Sails were whipped to ribbons, rudders failed, masts were bent like twigs in a typhoon, and for a few days the sailing world held its breath at the possibility of America's losing the longest sports monopoly in history.

For the most part, though, this year's search for a perfect sailboat to win the silver trophy, held by the United States since 1851, ended up being a search for the perfect wind.

If the skippers of either the US 12-meter yacht Freedom or its challenger, Australia, did not think the next day's weather forecast suited their boats, they did something about it. They asked for a "lay" day, hoping for breezes more to their liking the day after.

The unflappable Dennis Conner, the skipper in the two-year, $2.5 million effort to make Freedom the cup defender, knew he had the edge on tactical ability, crew work, and overall boat performance.

But while Freedom plowed through Rhode Island Sound's waves like a hungry tortoise in almost any wind, Australia hopped like a hare in extra-fair weather.

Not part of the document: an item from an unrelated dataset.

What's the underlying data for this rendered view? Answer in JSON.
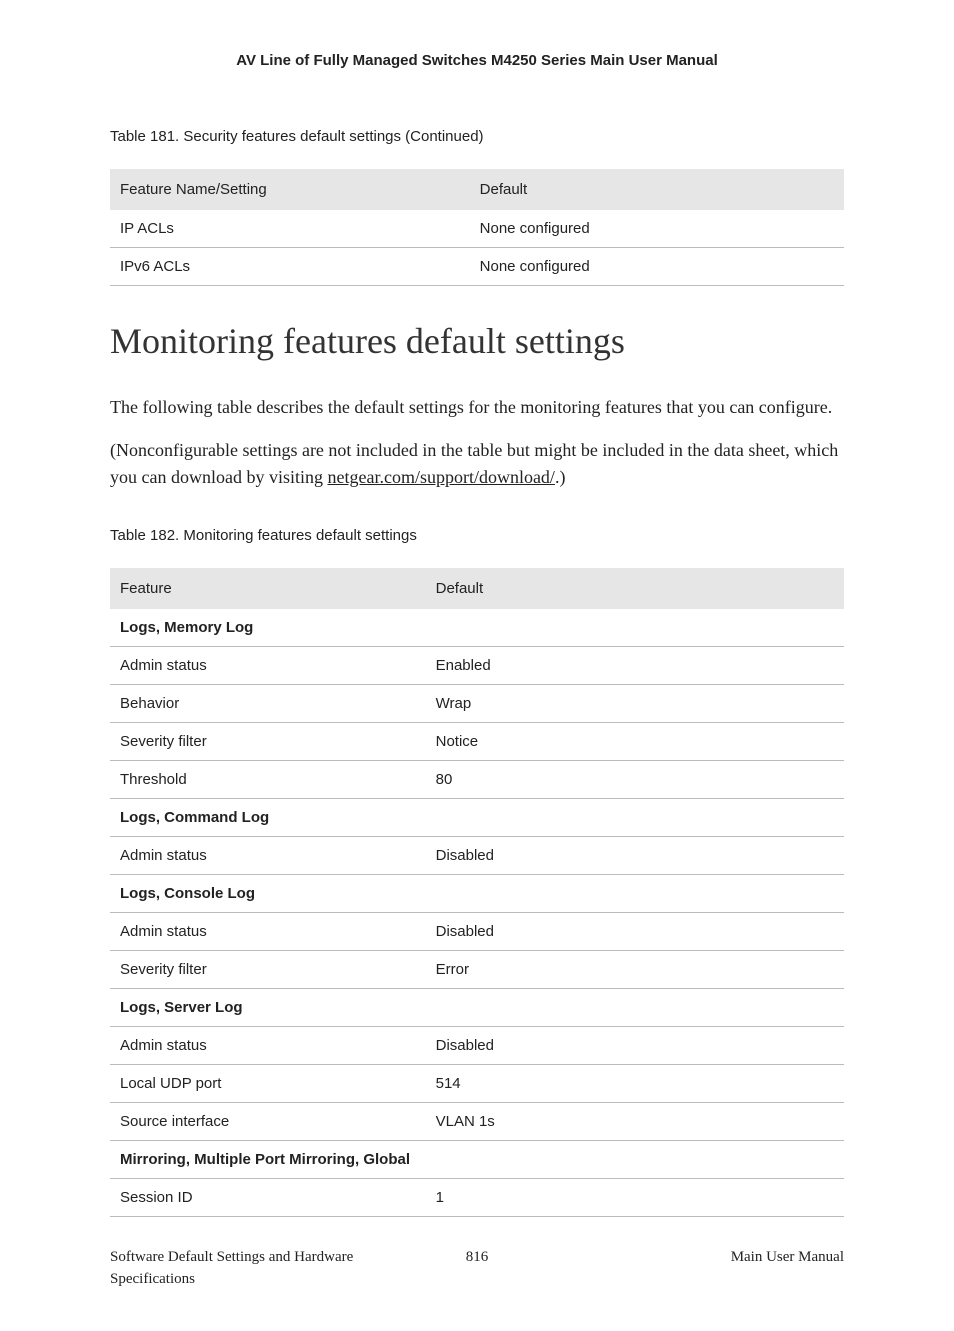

The challenger, 3,000 pounds lighter and carrying 200 more feet of sail area than Freedom, was primed for light winds and showed it very quickly. After Freedom won the opener of the best-of-seven series, Australia took a big lead the next time out, only to be foiled because there wasn't enough wind to get either yacht to the finish line before the time limit expired. Then the next day, with the eight-knot wind conditions still to her liking, the challenger emerged victorious in what Bill Ficker, the US skipper on Intrepid in 1970, called the "greatest 12-meter race even in the history of the cup."

The lead changed four times and ended with the snowy Australia winning by 28 -seconds in a sunset finish that barely made it under the 5 1/4-hour time limit. The tacking duels on the three windward legs of the six-leg course were like Errol Flynn fencing matches, and the blue-hulled Freedom was forced to overshoot the marks twice and lose speed as it fell into the wind shadow of its opponent's sails.

although Freedom was able to reassert its mastery when the winds became stronger in subsequent days, even that one victory by the Australians was quite an achievement. Not since 1970, in fact, when Australia's skipper, Jim Hardy, was at the helm of Gretel II, had a challenger won a single race in yachting's grandest and most graceful event.

The Australians, in their sixth try for the cup since 1962, had proved the advantage of the latest innovation in sailing -- a mast whose top section is made of plastic that bends back like Nadia Comaneci on a balance beam. This allows extra sail area that catches every little puff in light wind.

After that second race, Conner admitted that bendy masts are on the horizon for the next cup contest, in 1983. The British boat, Lionheart, had brought the new spar design to this year's challenge, but she lost out to Australia in early trials. The clever crew from down under, however, picked up the idea and improved on it for the finals with Freedom.

"Unless the rules are changed, the bendy rig is the thing of the future. We're kind of at the tip of an iceberg," said Freedom's helmsman.

Even before the 1980 races were over, the British and French had announced they would be back in 1983 to make a go for the cherished price of sailing.

The next cup competition may be even more exciting -- and more dangerous to the American's grasp on the Victorian goblet -- because the sponsoring New York Yacht Club has ruled that challengers can use sails and rigging from any nation, not just their own. America's technological and sailmaking advantage will be lost.

In 1851, when the yacht America sailed to Britain and took a race that began the cup tradition, it won with sails made of Egyptian cotton. English yachts used flax, and it showed in their slower speed.

This year the Americans exhibited their skill in using Du Pont-made Mylar and Kevlar synthetic sails that hold their shape in variable breezes. The sail's success will prove a valuable spinoff to all sail racers who have used Dacron sails for the past 25 years.

But sails, crew work, tactics, and hull design have somehow just not been as important in 1980 as the weather.